With repetitive thinking, the brain learns to trigger the same neurons each time.

So, if you keep your mind looping on self-criticism, worries, and how nothing is working out for you, your mind will more easily find that part of your brain and will quickly assist you in thinking those same thoughts again.”

Crazy, right? So if we’ve gotten into the habit of dwelling on negative experiences/feelings then the next time something doesn’t go our way (like someone cuts you off in traffic, let’s say) our brain’s kneejerk reaction is not to let the incident slide, but for us to be negative and complain about it.

So what can we do to stop this negative cycle?

  1. Catch Yourself: When you notice yourself complaining, STOP IT and change the subject.
  2. Be Grateful: How can you complain and be grateful at the same time? You can’t! No matter the situation, find something to be grateful for. Someone cuts you off in traffic, be grateful you were alert while driving. Be grateful your favorite song just came on the radio.
  3. Put your energy elsewhere: Complaining is emotionally draining (it is to the people who have to hear it too), change that negative energy into something positive! Give compliments, say thank you, serve others, and laugh more!
  4. Breathe and meditate: There’s no doubt things will happen that annoy us, but take deep breaths while you’re in the situation and practice tips #2 and 3.

Once my friend was in a long line at the store. She was getting impatient and her initial reaction was to be grouchy with the clerk when it was her turn. Instead, she took a deep breath and noticed that the clerk was all alone in the store trying to assist many customers. She smiled and told the clerk she was doing a great job instead. The clerk perked right up and my friend felt better too!
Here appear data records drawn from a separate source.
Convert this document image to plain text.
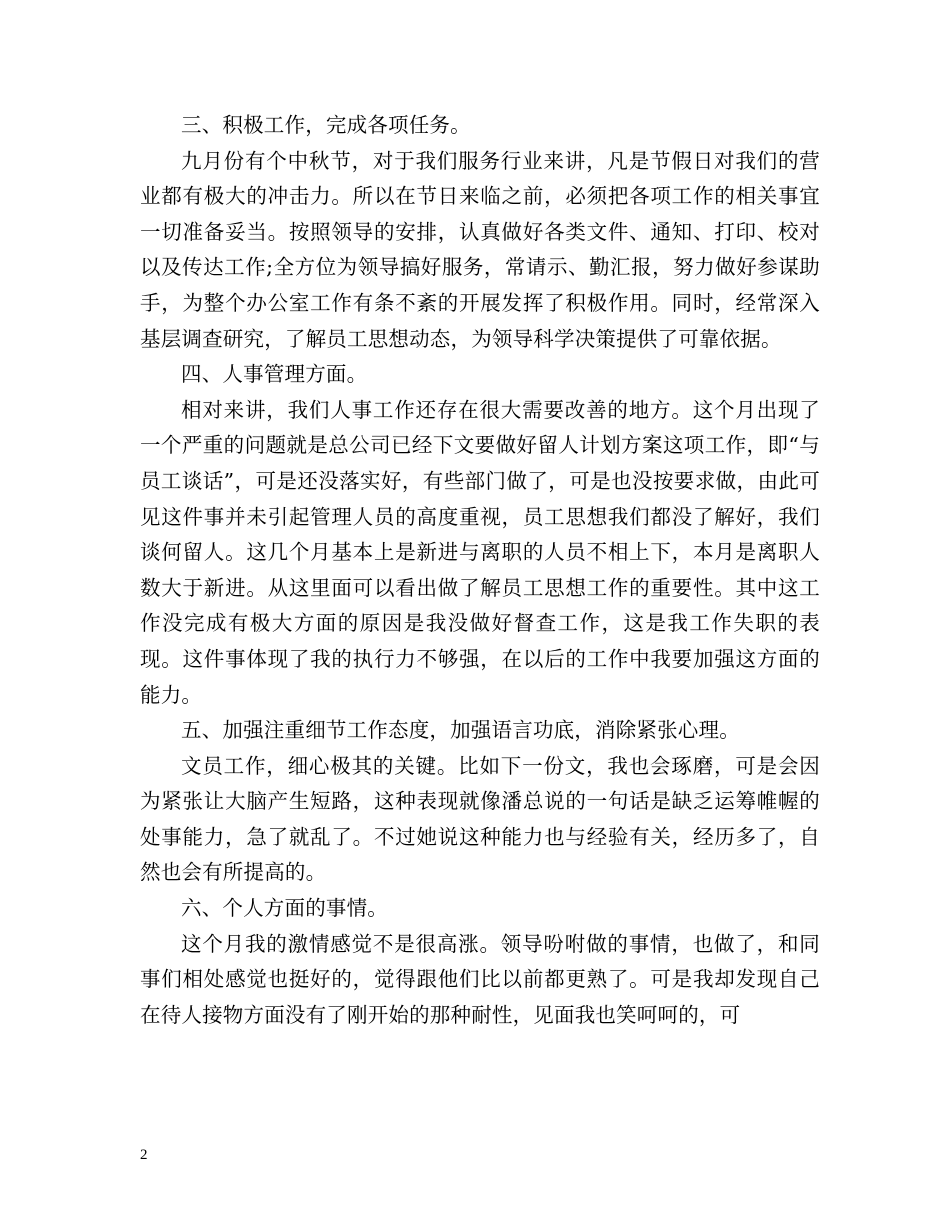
三、积极工作，完成各项任务。

九月份有个中秋节，对于我们服务行业来讲，凡是节假日对我们的营业都有极大的冲击力。所以在节日来临之前，必须把各项工作的相关事宜一切准备妥当。按照领导的安排，认真做好各类文件、通知、打印、校对以及传达工作;全方位为领导搞好服务，常请示、勤汇报，努力做好参谋助手，为整个办公室工作有条不紊的开展发挥了积极作用。同时，经常深入基层调查研究，了解员工思想动态，为领导科学决策提供了可靠依据。

四、人事管理方面。

相对来讲，我们人事工作还存在很大需要改善的地方。这个月出现了一个严重的问题就是总公司已经下文要做好留人计划方案这项工作，即“与员工谈话”，可是还没落实好，有些部门做了，可是也没按要求做，由此可见这件事并未引起管理人员的高度重视，员工思想我们都没了解好，我们谈何留人。这几个月基本上是新进与离职的人员不相上下，本月是离职人数大于新进。从这里面可以看出做了解员工思想工作的重要性。其中这工作没完成有极大方面的原因是我没做好督查工作，这是我工作失职的表现。这件事体现了我的执行力不够强，在以后的工作中我要加强这方面的能力。

五、加强注重细节工作态度，加强语言功底，消除紧张心理。

文员工作，细心极其的关键。比如下一份文，我也会琢磨，可是会因为紧张让大脑产生短路，这种表现就像潘总说的一句话是缺乏运筹帷幄的处事能力，急了就乱了。不过她说这种能力也与经验有关，经历多了，自然也会有所提高的。

六、个人方面的事情。

这个月我的激情感觉不是很高涨。领导吩咐做的事情，也做了，和同事们相处感觉也挺好的，觉得跟他们比以前都更熟了。可是我却发现自己在待人接物方面没有了刚开始的那种耐性，见面我也笑呵呵的，可

2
At home, meditate  or do yoga to relieve stress. Writing in a gratitude journal is also helpful.

Just like your brain can get wired for negativity, we can rewire it to be more positive! I feel like in this world we live in, we definitely need more of that! I also want to be an example to my kids on being positive. Society tell us that it’s all about “ME” and if something doesn’t go my way, I have the right to complain and shout my frustrations. I want to make a different choice. I CHOOSE HAPPINESS and FINDING JOY IN THE JOURNEY EACH AND EVERY DAY!!